How To Spot Predatory Lenders

From the wealth of information out there, we pulled together this essential list of warning signals to watch for when you're shopping for a mortgage.

Beware of:

Excessive early-payment penalties. Up to 80 percent of subprime mortgages carry a fee for paying off the loan early, according to the Center for Responsible Lending. Watch especially for penalties that are in effect for longer than three years or cost you more than six months' worth of interest.

Subprime or nothing. Predatory lenders often push subprime mortgages even when borrowers qualify for a mainstream loan. Always ask how they've qualified you after you've received an offer.

Unnecessary products. Lenders build extra services or unneeded insurance into the loan to pad their income.

Signing away your legal rights. Watch out for language that forbids borrowers' use of legal help and the court system if they find their home ownership is threatened by loans with illegal or abusive terms; such language makes it less likely that borrowers will receive fair treatment in case of wrongdoing.

Unauthorized refinancing of your loan.

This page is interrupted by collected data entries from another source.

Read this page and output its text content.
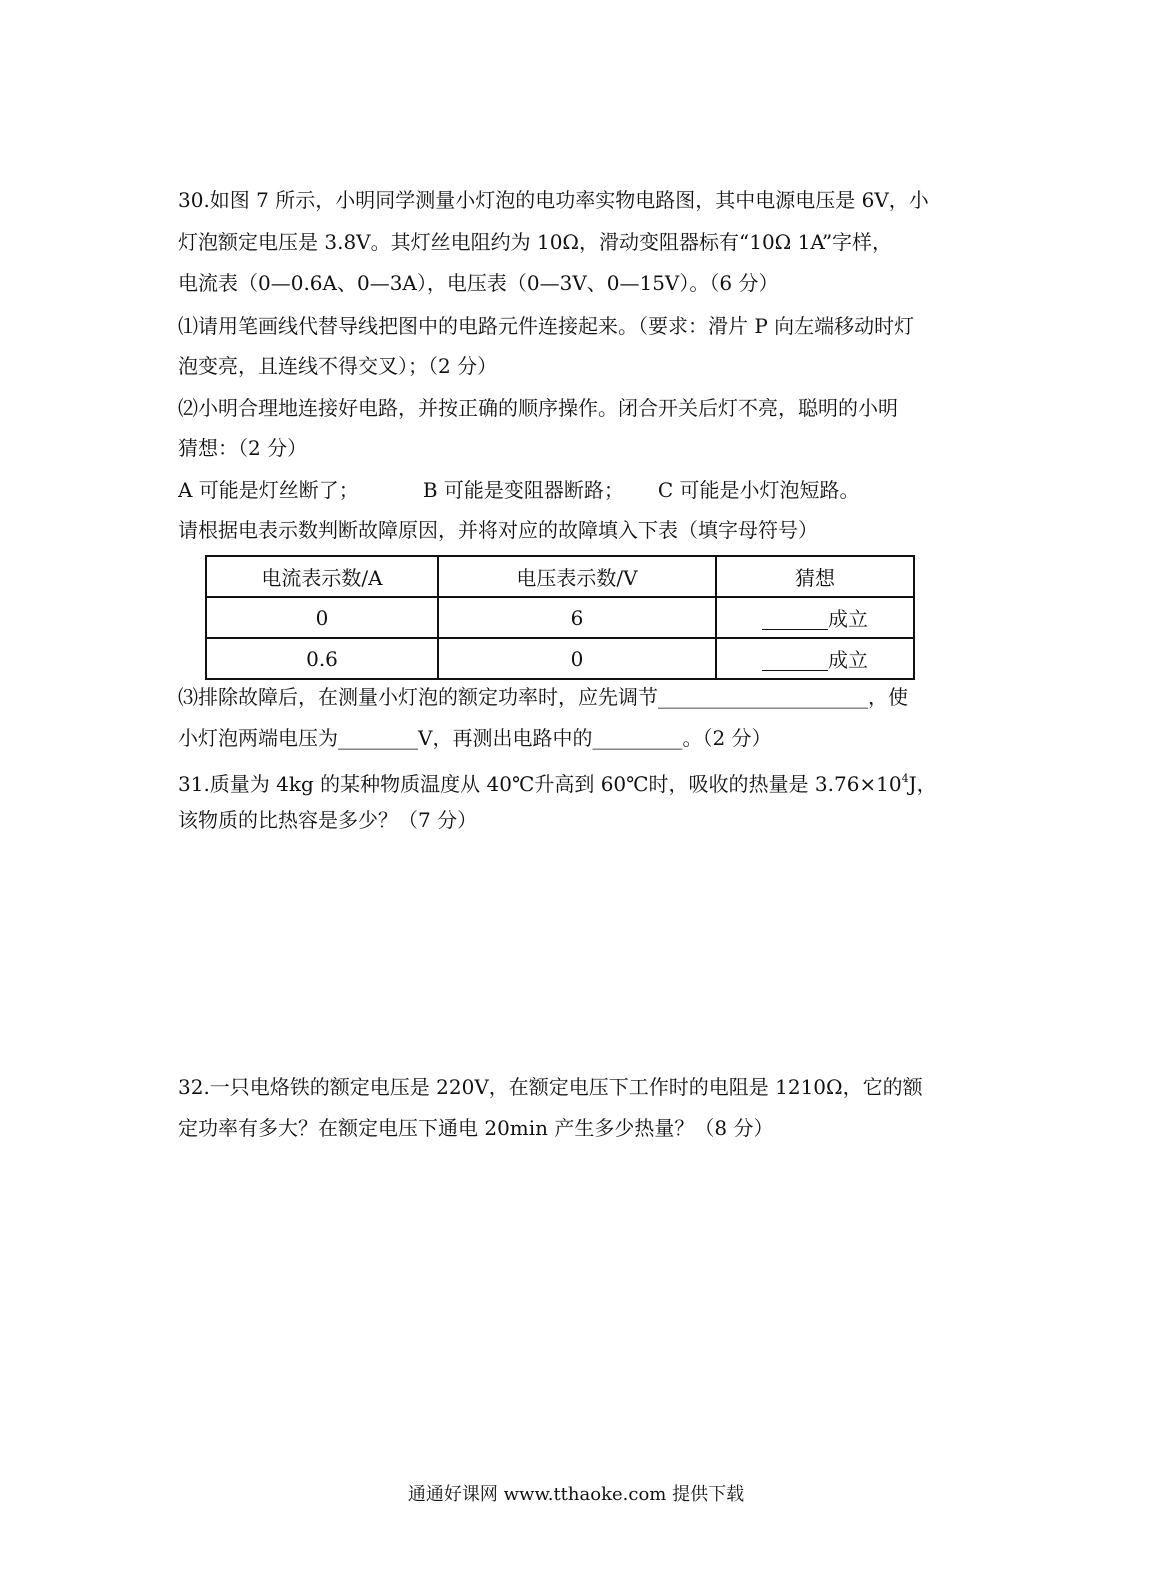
30.如图 7 所示，小明同学测量小灯泡的电功率实物电路图，其中电源电压是 6V，小
灯泡额定电压是 3.8V。其灯丝电阻约为 10Ω，滑动变阻器标有“10Ω 1A”字样，
电流表（0—0.6A、0—3A），电压表（0—3V、0—15V）。（6 分）
⑴请用笔画线代替导线把图中的电路元件连接起来。（要求：滑片 P 向左端移动时灯
泡变亮，且连线不得交叉）；（2 分）
⑵小明合理地连接好电路，并按正确的顺序操作。闭合开关后灯不亮，聪明的小明
猜想：（2 分）
A 可能是灯丝断了；	B 可能是变阻器断路； C 可能是小灯泡短路。
请根据电表示数判断故障原因，并将对应的故障填入下表（填字母符号）
电流表示数/A	电压表示数/V	猜想
0	6	成立
0.6	0	成立
⑶排除故障后，在测量小灯泡的额定功率时，应先调节_____________________，使
小灯泡两端电压为________V，再测出电路中的_________。（2 分）
31.质量为 4kg 的某种物质温度从 40℃升高到 60℃时，吸收的热量是 $3.76\times 10^4J$，
该物质的比热容是多少？（7 分）
32.一只电烙铁的额定电压是 220V，在额定电压下工作时的电阻是 1210Ω，它的额
定功率有多大？在额定电压下通电 20min 产生多少热量？（8 分）
通通好课网 www.tthaoke.com 提供下载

Don't let lenders "flip" or refinance your mortgage in a manner that robs you of your home equity.

Vague or aggressive sales tactics. Beware of lenders who solicit you with offers that seem too good to be true or won't answer your questions clearly. Another common scam is to work the "offer good for a short time only!" angle. A mortgage loan isn't a gallon of milk—succumbing to anyone pressuring you with this line would be an unwise decision.